WorkloadStarterWhen to scale
API2 replicas, 1 CPU / 2-4 GBHPA on CPU >70% sustained
Worker2 replicas, 2 CPU / 4-8 GBHPA on queue depth (Hatchet metric)
Graph engine2 replicas, 2 CPU / 4-8 GBManual; restart-sensitive (WAL replay)
Compactor1 replica, 1 CPU / 2-4 GBSingle-writer; do not scale horizontally
RabbitMQ1 replica, 8 GB PVCSingle-broker is fine up to ~10k workflows/min
Recommended GKE machine types: n2-standard-4 (4 vCPU / 16 GB) for API, worker, Hatchet; n2-highmem-4 (4 vCPU / 32 GB) for graph-engine and compactor.

Troubleshooting

Confirm the Kubernetes SA annotation is set: kubectl -n nebula describe sa <release>-nebula-sa should show iam.gke.io/gcp-service-account. Also verify the IAM binding: gcloud iam service-accounts get-iam-policy nebula-sa@<project>.iam.gserviceaccount.com should list the workloadIdentityUser binding for the K8s SA. Ensure the cluster’s Workload Identity pool (<project>.svc.id.goog) is enabled.

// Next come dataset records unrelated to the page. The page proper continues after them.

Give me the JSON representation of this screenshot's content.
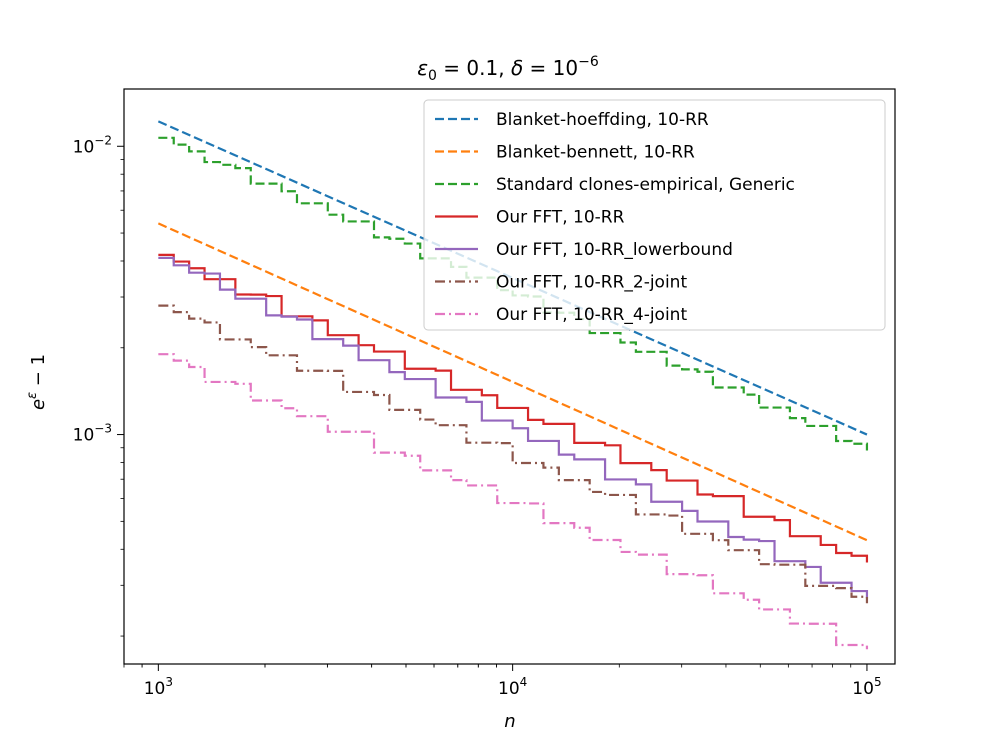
{
  "chart_data": {
    "type": "line",
    "title_parts": {
      "eps_symbol": "ε",
      "eps_sub": "0",
      "eps_eq": " = 0.1, ",
      "delta_symbol": "δ",
      "delta_eq": " = 10",
      "delta_exp": "−6"
    },
    "xlabel": "n",
    "ylabel_parts": {
      "base": "e",
      "exp": "ε",
      "rest": " − 1"
    },
    "xscale": "log",
    "yscale": "log",
    "xlim": [
      800,
      120000
    ],
    "ylim": [
      0.00016,
      0.0158
    ],
    "x_ticks": [
      {
        "value": 1000,
        "base": "10",
        "exp": "3"
      },
      {
        "value": 10000,
        "base": "10",
        "exp": "4"
      },
      {
        "value": 100000,
        "base": "10",
        "exp": "5"
      }
    ],
    "y_ticks": [
      {
        "value": 0.001,
        "base": "10",
        "exp": "−3"
      },
      {
        "value": 0.01,
        "base": "10",
        "exp": "−2"
      }
    ],
    "legend_position": "upper right",
    "series": [
      {
        "name": "Blanket-hoeffding, 10-RR",
        "color": "#1f77b4",
        "style": "dashed",
        "kind": "power",
        "y_start": 0.0122,
        "y_end": 0.001
      },
      {
        "name": "Blanket-bennett, 10-RR",
        "color": "#ff7f0e",
        "style": "dashed",
        "kind": "power",
        "y_start": 0.0054,
        "y_end": 0.00043
      },
      {
        "name": "Standard clones-empirical, Generic",
        "color": "#2ca02c",
        "style": "dashed",
        "kind": "step",
        "y_start": 0.0107,
        "y_end": 0.00088,
        "jitter": 0.035
      },
      {
        "name": "Our FFT, 10-RR",
        "color": "#d62728",
        "style": "solid",
        "kind": "step",
        "y_start": 0.0042,
        "y_end": 0.00036,
        "jitter": 0.055
      },
      {
        "name": "Our FFT, 10-RR_lowerbound",
        "color": "#9467bd",
        "style": "solid",
        "kind": "step",
        "y_start": 0.0041,
        "y_end": 0.00027,
        "jitter": 0.05
      },
      {
        "name": "Our FFT, 10-RR_2-joint",
        "color": "#8c564b",
        "style": "dashdot",
        "kind": "step",
        "y_start": 0.0028,
        "y_end": 0.00026,
        "jitter": 0.06
      },
      {
        "name": "Our FFT, 10-RR_4-joint",
        "color": "#e377c2",
        "style": "dashdot",
        "kind": "step",
        "y_start": 0.0019,
        "y_end": 0.00018,
        "jitter": 0.06
      }
    ]
  }
}
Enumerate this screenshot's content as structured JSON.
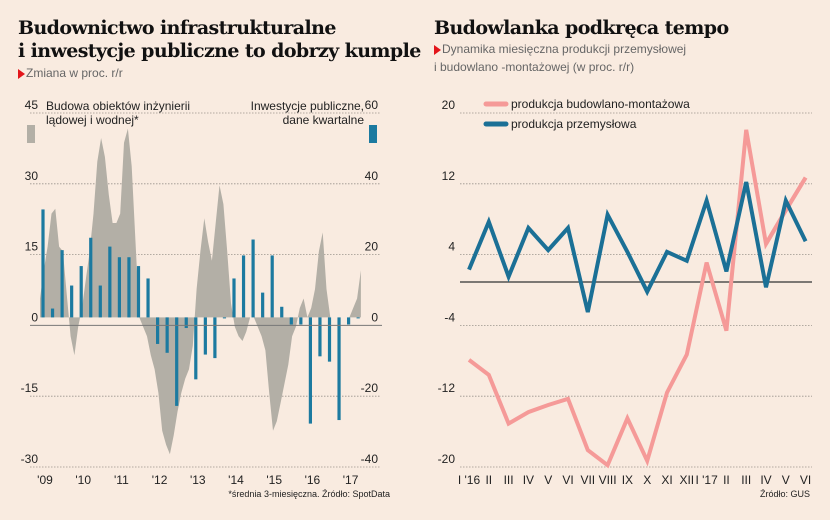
{
  "left": {
    "title_line1": "Budownictwo infrastrukturalne",
    "title_line2": "i inwestycje publiczne to dobrzy kumple",
    "subtitle": "Zmiana w proc. r/r",
    "footnote": "*średnia 3-miesięczna. Źródło: SpotData"
  },
  "right": {
    "title": "Budowlanka podkręca tempo",
    "subtitle_line1": "Dynamika miesięczna produkcji przemysłowej",
    "subtitle_line2": "i budowlano -montażowej (w proc. r/r)",
    "source": "Źródło: GUS"
  },
  "colors": {
    "background": "#f9ebe0",
    "area_grey": "#b3afa6",
    "bar_blue": "#1c7aa0",
    "line_blue": "#1b7096",
    "line_pink": "#f59a98",
    "accent_red": "#e3151a"
  },
  "chart_data": [
    {
      "type": "area",
      "title": "Budownictwo infrastrukturalne i inwestycje publiczne to dobrzy kumple",
      "subtitle": "Zmiana w proc. r/r",
      "x_ticks": [
        "'09",
        "'10",
        "'11",
        "'12",
        "'13",
        "'14",
        "'15",
        "'16",
        "'17"
      ],
      "y_left": {
        "ticks": [
          45,
          30,
          15,
          0,
          -15,
          -30
        ],
        "range": [
          -30,
          45
        ]
      },
      "y_right": {
        "ticks": [
          60,
          40,
          20,
          0,
          -20,
          -40
        ],
        "range": [
          -40,
          60
        ]
      },
      "legend_left": [
        "Budowa obiektów inżynierii",
        "lądowej i wodnej*"
      ],
      "legend_right": [
        "Inwestycje publiczne,",
        "dane kwartalne"
      ],
      "grid": true,
      "series": [
        {
          "name": "Budowa obiektów inżynierii lądowej i wodnej*",
          "axis": "left",
          "kind": "area",
          "x_year": [
            2009.0,
            2009.1,
            2009.2,
            2009.3,
            2009.4,
            2009.5,
            2009.6,
            2009.7,
            2009.8,
            2009.9,
            2010.0,
            2010.1,
            2010.2,
            2010.3,
            2010.4,
            2010.5,
            2010.6,
            2010.7,
            2010.8,
            2010.9,
            2011.0,
            2011.1,
            2011.2,
            2011.3,
            2011.4,
            2011.5,
            2011.6,
            2011.7,
            2011.8,
            2011.9,
            2012.0,
            2012.1,
            2012.2,
            2012.3,
            2012.4,
            2012.5,
            2012.6,
            2012.7,
            2012.8,
            2012.9,
            2013.0,
            2013.1,
            2013.2,
            2013.3,
            2013.4,
            2013.5,
            2013.6,
            2013.7,
            2013.8,
            2013.9,
            2014.0,
            2014.1,
            2014.2,
            2014.3,
            2014.4,
            2014.5,
            2014.6,
            2014.7,
            2014.8,
            2014.9,
            2015.0,
            2015.1,
            2015.2,
            2015.3,
            2015.4,
            2015.5,
            2015.6,
            2015.7,
            2015.8,
            2015.9,
            2016.0,
            2016.1,
            2016.2,
            2016.3,
            2016.4,
            2016.5,
            2016.6,
            2016.7,
            2016.8,
            2016.9,
            2017.0,
            2017.1,
            2017.2,
            2017.3,
            2017.4
          ],
          "values": [
            4,
            10,
            15,
            22,
            23,
            15,
            14,
            5,
            -4,
            -8,
            -2,
            2,
            8,
            14,
            22,
            33,
            38,
            34,
            26,
            20,
            20,
            22,
            37,
            40,
            32,
            16,
            0,
            -2,
            -4,
            -8,
            -11,
            -16,
            -24,
            -27,
            -29,
            -25,
            -20,
            -16,
            -13,
            -11,
            -6,
            6,
            14,
            21,
            16,
            12,
            20,
            28,
            24,
            14,
            3,
            -2,
            -4,
            -5,
            -3,
            0,
            0,
            -2,
            -4,
            -7,
            -16,
            -24,
            -22,
            -18,
            -14,
            -10,
            -4,
            -2,
            2,
            4,
            0,
            2,
            6,
            14,
            18,
            6,
            0,
            0,
            0,
            0,
            0,
            0,
            2,
            4,
            10
          ],
          "note": "approximate, read from area outline"
        },
        {
          "name": "Inwestycje publiczne, dane kwartalne",
          "axis": "right",
          "kind": "bar",
          "quarters": [
            "2009Q1",
            "2009Q2",
            "2009Q3",
            "2009Q4",
            "2010Q1",
            "2010Q2",
            "2010Q3",
            "2010Q4",
            "2011Q1",
            "2011Q2",
            "2011Q3",
            "2011Q4",
            "2012Q1",
            "2012Q2",
            "2012Q3",
            "2012Q4",
            "2013Q1",
            "2013Q2",
            "2013Q3",
            "2013Q4",
            "2014Q1",
            "2014Q2",
            "2014Q3",
            "2014Q4",
            "2015Q1",
            "2015Q2",
            "2015Q3",
            "2015Q4",
            "2016Q1",
            "2016Q2",
            "2016Q3",
            "2016Q4",
            "2017Q1",
            "2017Q2"
          ],
          "values": [
            30.5,
            2.5,
            19,
            9,
            14.5,
            22.5,
            9,
            20,
            17,
            17,
            14.5,
            11,
            -7.5,
            -10,
            -25,
            -3,
            -17.5,
            -10.5,
            -11.5,
            0,
            11,
            17.5,
            22,
            7,
            17.5,
            3,
            -2,
            -2,
            -30,
            -11,
            -12.5,
            -29,
            -2,
            0
          ]
        }
      ]
    },
    {
      "type": "line",
      "title": "Budowlanka podkręca tempo",
      "subtitle": "Dynamika miesięczna produkcji przemysłowej i budowlano -montażowej (w proc. r/r)",
      "categories": [
        "I '16",
        "II",
        "III",
        "IV",
        "V",
        "VI",
        "VII",
        "VIII",
        "IX",
        "X",
        "XI",
        "XII",
        "I '17",
        "II",
        "III",
        "IV",
        "V",
        "VI"
      ],
      "category_labels": [
        "I",
        "'16",
        "II",
        "III",
        "IV",
        "V",
        "VI",
        "VII",
        "VIII",
        "IX",
        "X",
        "XI",
        "XII",
        "I",
        "'17",
        "II",
        "III",
        "IV",
        "V",
        "VI"
      ],
      "y_ticks": [
        20,
        12,
        4,
        -4,
        -12,
        -20
      ],
      "ylim": [
        -20,
        20
      ],
      "grid": true,
      "legend_position": "top-left",
      "series": [
        {
          "name": "produkcja budowlano-montażowa",
          "color": "#f59a98",
          "values": [
            -8.8,
            -10.5,
            -16.0,
            -14.7,
            -13.9,
            -13.2,
            -19.0,
            -20.7,
            -15.4,
            -20.2,
            -12.5,
            -8.2,
            2.2,
            -5.5,
            17.2,
            4.3,
            8.1,
            11.8
          ]
        },
        {
          "name": "produkcja przemysłowa",
          "color": "#1b7096",
          "values": [
            1.4,
            6.8,
            0.6,
            6.1,
            3.6,
            6.1,
            -3.4,
            7.6,
            3.4,
            -1.1,
            3.4,
            2.4,
            9.2,
            1.2,
            11.3,
            -0.6,
            9.2,
            4.6
          ]
        }
      ]
    }
  ]
}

The GCE Ingress controller provisions a Google Cloud Load Balancer which can take 5-10 minutes. Check kubectl -n nebula describe ingress nebula for events. If you need faster provisioning, switch ingress.className: nginx and install the nginx Ingress controller instead.
Cloud SQL for PostgreSQL 16.3+ supports pgvector via the vector extension. Enable it in the Cloud SQL flags (cloudsql.enable_pgvector=on) then run CREATE EXTENSION IF NOT EXISTS vector; in each database. Cloud SQL docs: Use pgvector.
Verify the HMAC key is created for a service account (not a user account). HMAC keys for service accounts are under IAM & AdminService Accounts → select the account → Keys tab → HMAC keys. Store the Access ID and Secret in the Kubernetes Secret referenced by objectStorage.credentialsSecret. The Secret must have AWS_ACCESS_KEY_ID and AWS_SECRET_ACCESS_KEY keys — those exact uppercase names — the chart’s nebula.objectStorageEnv helper reads them via secretKeyRef.key.